As a PhD student in the Gender, Women & Sexuality Department at the University of Washington, Romero’s work has involved collaborating with other Indigenous artists to do creative research of what flight out of settler colonialism might look like.
“I'm writing as an urban Indian in the Seattle area,” Romero says. “So I feel like I have to connect with other urban Indians here because of the conversation about ‘grounded normativity’, a term that means land-based practices and land-based knowledges. Oftentimes people refer to this as going back into the bush but I want to have this conversation about what this means for urban Indians. We’re not living in the bush, we're living in the cities and I believe that we still have land-based practices and land-based knowledges that we can speak about as urban Indians.”
Seattle has one of the largest Purepécha communities in the U.S. due to the large need for seasonal farm workers in the Pacific Northwest. Born in Michoacán, Mexico, Romero is the child of agricultural migrant labourers whose poetry and stories stem from their experiences as an economic refugee.
“I am like many Indigenous scholars that are either from Central America or the Southwest U.S.,” Romero says. “We are interested in the condition of what borders do to Indigeneity and specifically how borders erase Indigeneity.”

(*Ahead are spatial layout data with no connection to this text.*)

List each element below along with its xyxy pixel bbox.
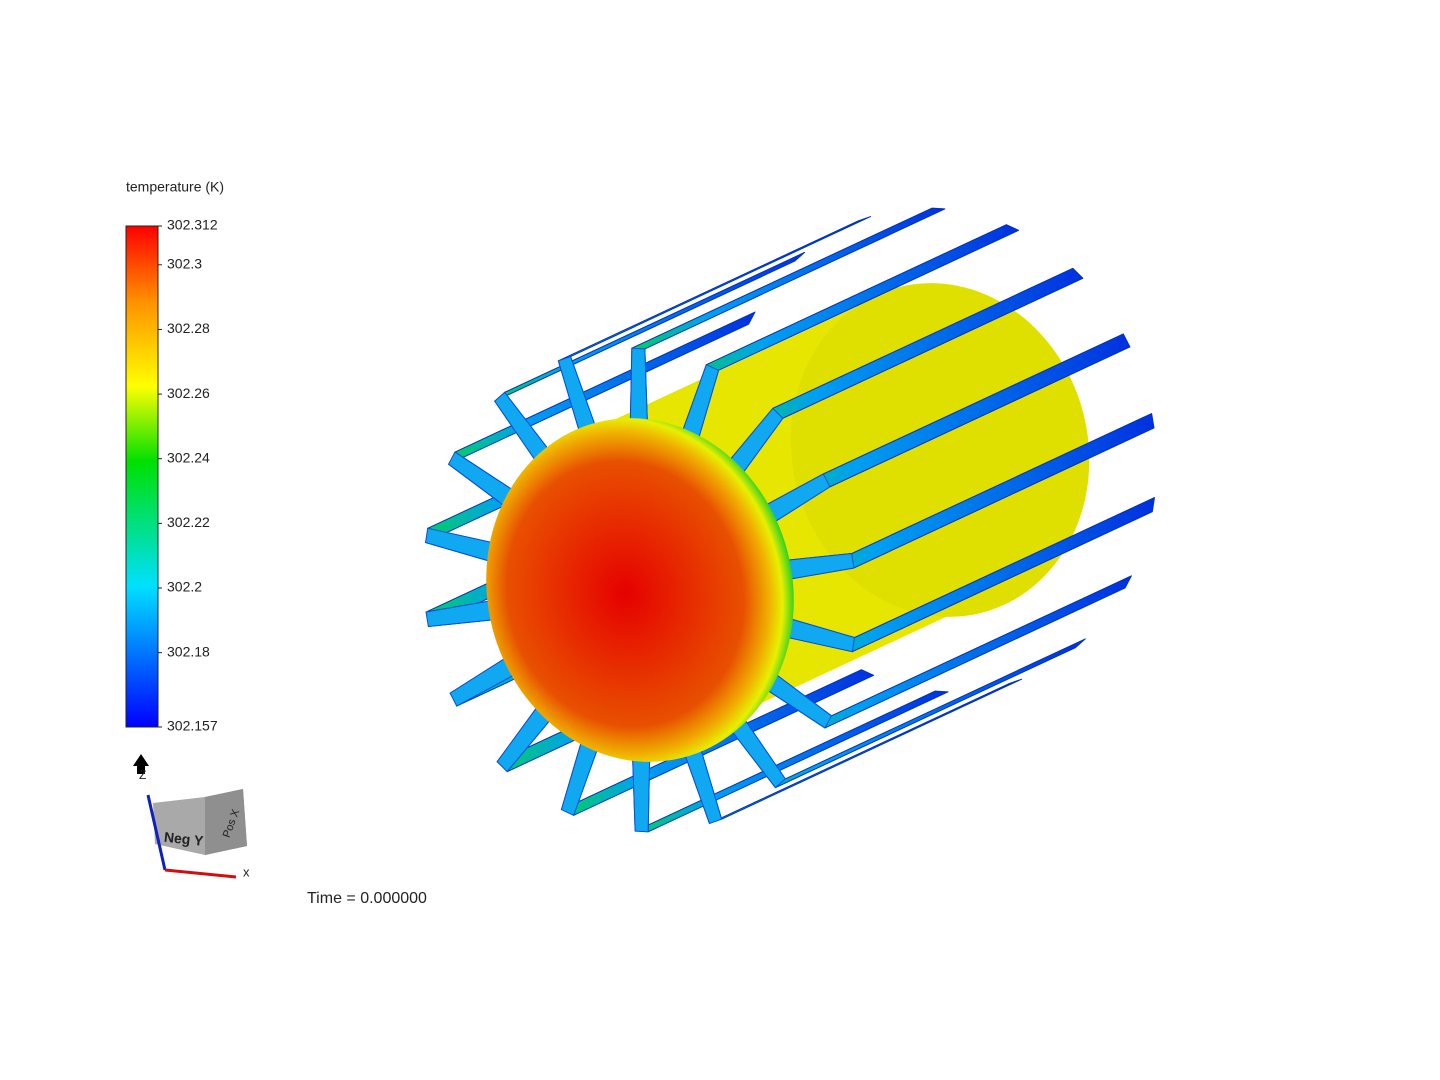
cube-face-label: Neg Y <box>163 829 205 849</box>
colorbar-tick-label: 302.157 <box>167 718 218 734</box>
face <box>486 418 794 762</box>
x-axis-label: X <box>243 864 250 879</box>
colorbar-ticks: 302.312 302.3 302.28 302.26 302.24 302.22 302.… <box>158 217 218 734</box>
z-axis <box>146 794 167 871</box>
colorbar-tick-label: 302.24 <box>167 449 210 465</box>
colorbar-tick-label: 302.312 <box>167 217 218 233</box>
x-axis <box>164 868 237 879</box>
colorbar-tick-label: 302.28 <box>167 320 210 336</box>
fin-face <box>629 347 649 430</box>
heatsink-model <box>424 207 1155 833</box>
time-label: Time = 0.000000 <box>307 890 427 907</box>
colorbar-tick-label: 302.26 <box>167 385 210 401</box>
fin-face <box>631 750 651 833</box>
colorbar-tick-label: 302.22 <box>167 514 210 530</box>
z-axis-label: Z <box>139 768 146 782</box>
colorbar <box>125 225 159 728</box>
colorbar-title: temperature (K) <box>126 179 224 195</box>
up-arrow-icon <box>133 754 149 774</box>
colorbar-tick-label: 302.2 <box>167 579 202 595</box>
colorbar-tick-label: 302.18 <box>167 643 210 659</box>
cube-side <box>205 789 247 855</box>
colorbar-tick-label: 302.3 <box>167 255 202 271</box>
orientation-triad: Neg Y Pos X Z X <box>133 754 250 879</box>
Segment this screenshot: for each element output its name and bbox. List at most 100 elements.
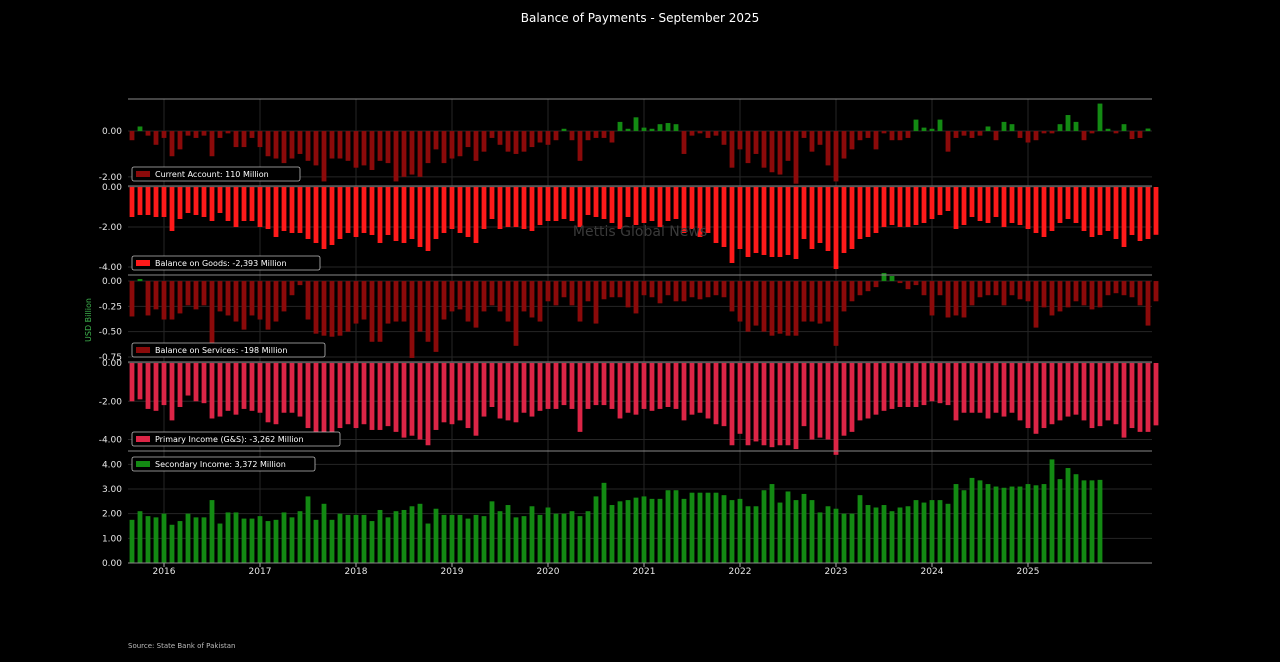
bar	[937, 187, 943, 215]
bar	[577, 281, 583, 322]
bar	[961, 281, 967, 318]
bar	[1121, 124, 1127, 132]
bar	[201, 517, 207, 563]
bar	[817, 131, 823, 145]
bar	[553, 131, 559, 141]
bar	[265, 363, 271, 423]
bar	[145, 187, 151, 215]
bar	[209, 500, 215, 563]
bar	[881, 187, 887, 227]
bar	[1033, 485, 1039, 563]
bar	[457, 363, 463, 421]
y-axis-label: USD Billion	[84, 298, 93, 342]
bar	[137, 279, 143, 282]
bar	[1001, 363, 1007, 417]
bar	[433, 281, 439, 352]
bar	[553, 513, 559, 563]
bar	[1041, 363, 1047, 429]
legend: Balance on Goods: -2,393 Million	[131, 255, 321, 271]
bar	[1025, 281, 1031, 302]
bar	[889, 187, 895, 225]
bar	[577, 131, 583, 161]
bar	[129, 131, 135, 141]
bar	[617, 501, 623, 563]
bar	[393, 131, 399, 182]
bar	[633, 117, 639, 132]
legend-label: Secondary Income: 3,372 Million	[155, 460, 286, 469]
bar	[585, 187, 591, 215]
bar	[897, 507, 903, 563]
bar	[185, 281, 191, 306]
bar	[969, 477, 975, 563]
bar	[473, 514, 479, 563]
bar	[449, 514, 455, 563]
bar	[401, 509, 407, 563]
bar	[673, 124, 679, 132]
bar	[1057, 124, 1063, 132]
bar	[1129, 281, 1135, 298]
bar	[601, 131, 607, 138]
bar	[129, 519, 135, 563]
bar	[665, 123, 671, 132]
bar	[801, 363, 807, 427]
bar	[169, 281, 175, 320]
bar	[809, 500, 815, 563]
bar	[193, 187, 199, 215]
bar	[305, 363, 311, 429]
bar	[641, 281, 647, 296]
y-tick-label: 3.00	[102, 485, 122, 495]
bar	[873, 131, 879, 150]
bar	[609, 131, 615, 143]
bar	[817, 187, 823, 243]
bar	[905, 187, 911, 227]
bar	[705, 187, 711, 233]
bar	[473, 363, 479, 436]
bar	[753, 187, 759, 253]
bar	[321, 187, 327, 249]
bar	[321, 363, 327, 442]
legend-layer: Current Account: 110 Million Balance on G…	[131, 166, 341, 472]
bar	[377, 131, 383, 161]
y-tick-label: -0.25	[99, 302, 122, 312]
bar	[1017, 281, 1023, 300]
bar	[273, 131, 279, 159]
bar	[753, 363, 759, 442]
bar	[217, 281, 223, 312]
bar	[753, 506, 759, 563]
bar	[1057, 479, 1063, 563]
bar	[841, 131, 847, 159]
bar	[689, 492, 695, 563]
bar	[745, 281, 751, 332]
bar	[241, 187, 247, 221]
bar	[601, 363, 607, 406]
bar	[425, 523, 431, 563]
bar	[1113, 281, 1119, 294]
bar	[265, 521, 271, 563]
bar	[585, 363, 591, 409]
bar	[945, 363, 951, 406]
bar	[513, 187, 519, 227]
bar	[825, 506, 831, 563]
bar	[433, 131, 439, 150]
bar	[833, 131, 839, 182]
bar	[449, 363, 455, 425]
bar	[345, 187, 351, 233]
bar	[1017, 486, 1023, 563]
bar	[177, 131, 183, 150]
bar	[233, 131, 239, 148]
x-tick-label: 2018	[345, 567, 368, 577]
bar	[697, 492, 703, 563]
bar	[225, 281, 231, 316]
bar	[457, 131, 463, 157]
bar	[905, 281, 911, 290]
y-tick-label: -4.00	[99, 263, 123, 273]
bar	[193, 281, 199, 310]
bar	[1105, 128, 1111, 132]
bar	[953, 484, 959, 563]
bar	[665, 281, 671, 296]
bar	[465, 131, 471, 148]
bar	[977, 281, 983, 298]
bar	[1017, 131, 1023, 138]
bar	[553, 281, 559, 306]
bar	[129, 363, 135, 402]
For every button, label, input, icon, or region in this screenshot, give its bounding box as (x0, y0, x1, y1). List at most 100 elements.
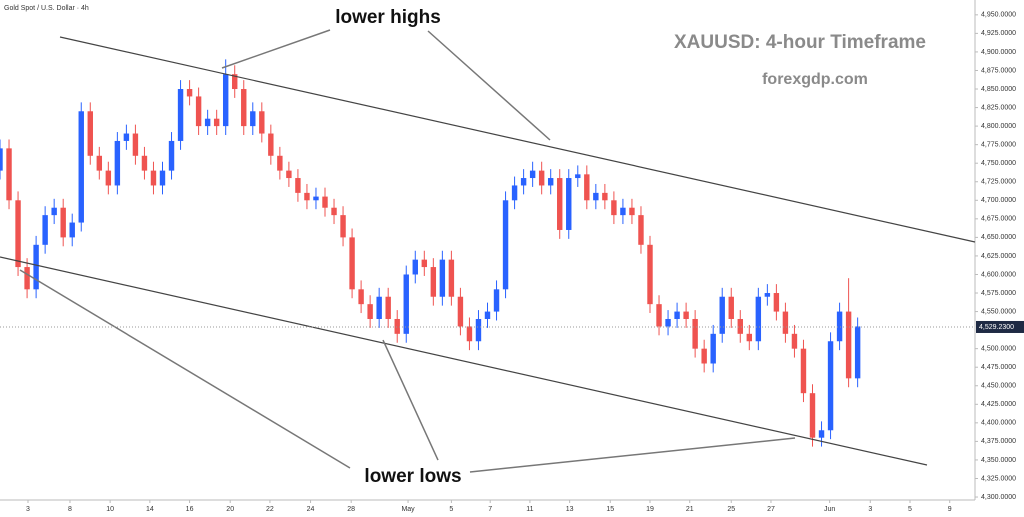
x-tick-label: 19 (646, 506, 654, 513)
candle-body (376, 296, 382, 319)
candle-body (340, 215, 346, 238)
candle-body (96, 155, 103, 171)
candle-body (295, 178, 301, 193)
y-tick-label: 4,925.0000 (981, 30, 1016, 37)
y-tick-label: 4,600.0000 (981, 271, 1016, 278)
x-tick-label: 9 (948, 506, 952, 513)
candle-body (764, 293, 771, 297)
candle-body (710, 333, 716, 364)
candle-body (349, 237, 355, 290)
candle-body (701, 348, 707, 364)
candle-body (313, 196, 319, 201)
candle-body (782, 311, 789, 334)
y-tick-label: 4,350.0000 (981, 457, 1016, 464)
candle-body (547, 178, 554, 186)
candle-body (322, 196, 328, 208)
candle-body (529, 170, 536, 179)
candle-body (204, 118, 211, 127)
candle-body (241, 89, 247, 127)
y-tick-label: 4,850.0000 (981, 86, 1016, 93)
y-tick-label: 4,875.0000 (981, 67, 1016, 74)
candle-body (575, 174, 581, 179)
candle-body (33, 244, 39, 290)
lower-trendline (0, 256, 928, 466)
y-tick-label: 4,450.0000 (981, 383, 1016, 390)
candle-body (15, 200, 21, 268)
candle-body (674, 311, 680, 319)
y-tick-label: 4,950.0000 (981, 12, 1016, 19)
candle-body (809, 393, 816, 438)
chart-title: XAUUSD: 4-hour Timeframe (674, 32, 926, 53)
upper-trendline (59, 36, 976, 243)
y-tick-label: 4,300.0000 (981, 494, 1016, 501)
candle-body (132, 133, 139, 156)
candle-body (629, 207, 635, 216)
x-tick-label: May (401, 506, 415, 513)
candle-body (719, 296, 725, 334)
candle-body (520, 178, 527, 186)
candle-body (836, 311, 843, 342)
y-tick-label: 4,700.0000 (981, 197, 1016, 204)
y-tick-label: 4,675.0000 (981, 216, 1016, 223)
candle-body (277, 155, 283, 171)
candle-body (538, 170, 545, 186)
candle-body (430, 267, 437, 297)
candle-body (493, 289, 500, 312)
candle-body (656, 304, 662, 327)
symbol-label: Gold Spot / U.S. Dollar · 4h (4, 5, 89, 12)
candle-body (304, 192, 310, 201)
candle-body (123, 133, 130, 141)
candle-body (259, 111, 265, 134)
chart-subtitle: forexgdp.com (762, 71, 868, 88)
candle-body (818, 430, 825, 438)
candle-body (286, 170, 292, 179)
pointer-line (19, 269, 351, 469)
y-tick-label: 4,900.0000 (981, 49, 1016, 56)
x-tick-label: 24 (307, 506, 315, 513)
candle-body (484, 311, 491, 319)
x-tick-label: 28 (347, 506, 355, 513)
x-tick-label: 3 (26, 506, 30, 513)
candle-body (737, 318, 743, 334)
candle-body (566, 178, 572, 230)
candle-body (502, 200, 509, 290)
y-tick-label: 4,425.0000 (981, 401, 1016, 408)
candle-body (42, 215, 48, 245)
candle-body (773, 293, 780, 312)
candle-body (87, 111, 93, 156)
x-tick-label: 14 (146, 506, 154, 513)
pointer-line (427, 30, 551, 141)
candle-body (250, 111, 256, 127)
y-tick-label: 4,625.0000 (981, 253, 1016, 260)
x-tick-label: 15 (606, 506, 614, 513)
candle-body (665, 318, 671, 327)
candle-body (755, 296, 762, 342)
candle-body (331, 207, 337, 216)
candle-body (439, 259, 446, 297)
candle-body (69, 222, 75, 238)
x-tick-label: 5 (908, 506, 912, 513)
candle-body (358, 289, 364, 305)
candle-body (0, 148, 3, 171)
candle-body (114, 140, 121, 186)
candle-body (854, 326, 861, 379)
x-tick-label: 20 (226, 506, 234, 513)
y-tick-label: 4,725.0000 (981, 179, 1016, 186)
y-tick-label: 4,500.0000 (981, 346, 1016, 353)
pointer-line (382, 339, 439, 461)
candle-body (791, 333, 798, 349)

As someone who entered academia as an artist, they continue to make art the forefront of everything they do.
“I write from a child's point of view,” Romero says. “I came to the U.S. when I was seven years old the last time. The first time I was in my mom's womb. The second time I was two years old. And each time I would go back as the agricultural season ended because it was just not possible to stay due to the immigration policies at the time. But the last time, we didn't return. And that's how I ended up in the U.S.”
During their Shadbolt residency, Romero wants to take up the question, “what is Black liberation and Indigenous sovereignty?”
“It's so easy to mention but we don't really have a lot of conversations about what that looks like,” they say.
“I have folks in mind that I would love to bring together and have conversations about topics of authenticity, what that means for us as Indigenous artists, especially for those of us Afro-Indigenous and Central American and Mexican Indigenous people, how often we are put in a position to perform Indigeneity or refuse to perform Indigeneity. I'm interested in having some artists and musicians share their work that is related to the conversations of sovereignty and Black liberation.”
Romero notes that while those artists and musicians might come from “totally different nations and tribes, we are coming together with this common goal which is to have a better world where there is Indigenous sovereignty and we care for each other in a way that really challenges conventional settler ideas of friendship and what family is.”